Militants raid village

Militants staged a night raid on a village in Thailand's restive Muslim-majority south, killing nine members of one family including an eight-month-old baby, authorities said yesterday. The mother and father, and their seven daughters, aged up to 20 years, were shot dead overnight in Gra Thong in the southern province of Narathiwat, police said. Another nine people, from two other families, were wounded. Residents blamed the killings on security forces and initially barred police and army officials from entering the village, army spokesman Acra Tiprote said. But he added that the army was not responsible.

■ United States
Woman to wed her shooter

A woman said she still plans to marry the man who shot her in the groin and then held her hostage in his family's garage for six days.

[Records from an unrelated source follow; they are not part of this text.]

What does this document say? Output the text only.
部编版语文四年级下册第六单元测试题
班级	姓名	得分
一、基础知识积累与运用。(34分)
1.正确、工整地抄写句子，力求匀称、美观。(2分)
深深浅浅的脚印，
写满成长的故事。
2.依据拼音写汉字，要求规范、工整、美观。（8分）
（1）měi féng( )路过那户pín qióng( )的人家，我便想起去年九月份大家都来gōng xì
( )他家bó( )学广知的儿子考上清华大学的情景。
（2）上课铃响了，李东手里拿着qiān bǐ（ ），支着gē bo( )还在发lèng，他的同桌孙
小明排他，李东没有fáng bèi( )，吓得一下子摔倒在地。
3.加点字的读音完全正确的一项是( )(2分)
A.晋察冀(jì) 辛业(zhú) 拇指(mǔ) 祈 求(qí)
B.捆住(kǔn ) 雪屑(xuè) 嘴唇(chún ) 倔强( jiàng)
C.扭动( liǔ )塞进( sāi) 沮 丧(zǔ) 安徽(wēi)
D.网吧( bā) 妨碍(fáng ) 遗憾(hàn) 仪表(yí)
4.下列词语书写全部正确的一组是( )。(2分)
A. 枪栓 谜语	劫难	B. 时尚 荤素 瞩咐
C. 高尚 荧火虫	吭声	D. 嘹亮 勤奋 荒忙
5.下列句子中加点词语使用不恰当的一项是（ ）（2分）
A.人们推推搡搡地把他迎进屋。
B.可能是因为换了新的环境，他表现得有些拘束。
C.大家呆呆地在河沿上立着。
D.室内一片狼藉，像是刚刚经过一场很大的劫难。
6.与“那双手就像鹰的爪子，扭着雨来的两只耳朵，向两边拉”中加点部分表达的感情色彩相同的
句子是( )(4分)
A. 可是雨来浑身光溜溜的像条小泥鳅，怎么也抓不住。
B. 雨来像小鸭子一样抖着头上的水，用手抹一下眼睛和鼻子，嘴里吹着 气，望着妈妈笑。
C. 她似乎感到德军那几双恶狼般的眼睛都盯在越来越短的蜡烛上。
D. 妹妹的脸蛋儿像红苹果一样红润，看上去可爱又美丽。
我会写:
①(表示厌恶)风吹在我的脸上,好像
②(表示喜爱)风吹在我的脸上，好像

Tina Marie Stebbins revealed her intentions in a letter released on Monday as her boyfriend, Christian Leroy Lindblad, was sentenced to 20 years in prison for shooting her in June 2002, the Press-Enterprise newspaper of South California reported on Tuesday. "I love Christian today as deeply as I loved him before this awful thing happened to us," Stebbins wrote in a victim impact statement. "We are soul mates."

■ Italy

Four held for coin-scooping

Italian police arrested four street cleaners Monday as they tried to pocket hundreds of euros scooped from Rome's famed Fountain of Trevi. Each day, thousands of tourists stand with their backs to the Renaissance masterpiece and throw coins over their shoulders into its shallow basin in a tradition which is supposed to ensure they return to Rome. The money, which adds up to several hundred euros a day or more, is regularly swept out by a cleaning firm with half of the proceeds handed over to Roman Catholic charity Caritas.

■ United States

Phone-bandit suspect caught

The FBI on Tuesday arrested a 19-year-old woman suspected of robbing four Virginia banks while apparently talking on her mobile phone, local media said. Candice Martinez was captured at 3:40am in Centreville, Virginia, after an FBI agent spotted a car linked to the Washington-area robberies, FBI spokeswoman Debbie Weirman told a CBS television affiliate. The woman who robbed the banks was filmed by security cameras casually walking up to the teller and handing over a note while holding a cellphone to her ear the whole time. Weirman said authorities were flooded with tips after the robber's face was broadcast across the nation.

■ Senegal

Former Chad leader arrested

Chad's former president Hissene Habre was arrested and taken into custody yesterday in Senegal, under an international warrant issued in Belgium over mass killings and torture when he was in power, the justice minister and lawyers said. Habre, who is accused of atrocities committed by his 1982-1990 regime and has lived in exile in Senegal since 1990, "was arrested this morning," Demba Cire Bathily, a spokesman for the Senegalese Coalition for the Extradition of Hissene Habre to Belgium, told reporters. The former warlord turned head of state in the northern central African country appeared before the Court of Appeal in Dakar, which is set to rule on whether extradition to Belgium is possible.

■ Italy

Abortions to be discouraged

The government is considering putting pro-life activists into state-funded abortion advice centers to discourage women from terminations. The move follows a dispute over the growing use in Italy of the abortion pill, Mifepristone. Health minister, Francesco Storace said he was planning a shake-up of the advice centers to make sure they included Roman Catholic volunteers. He said the 1978 law was "not just to legalize abortion but to prevent it." Pro-choice campaigners have been fearing an assault on abortion legislation since a majority of MPs brought in a law that gave embryos full rights.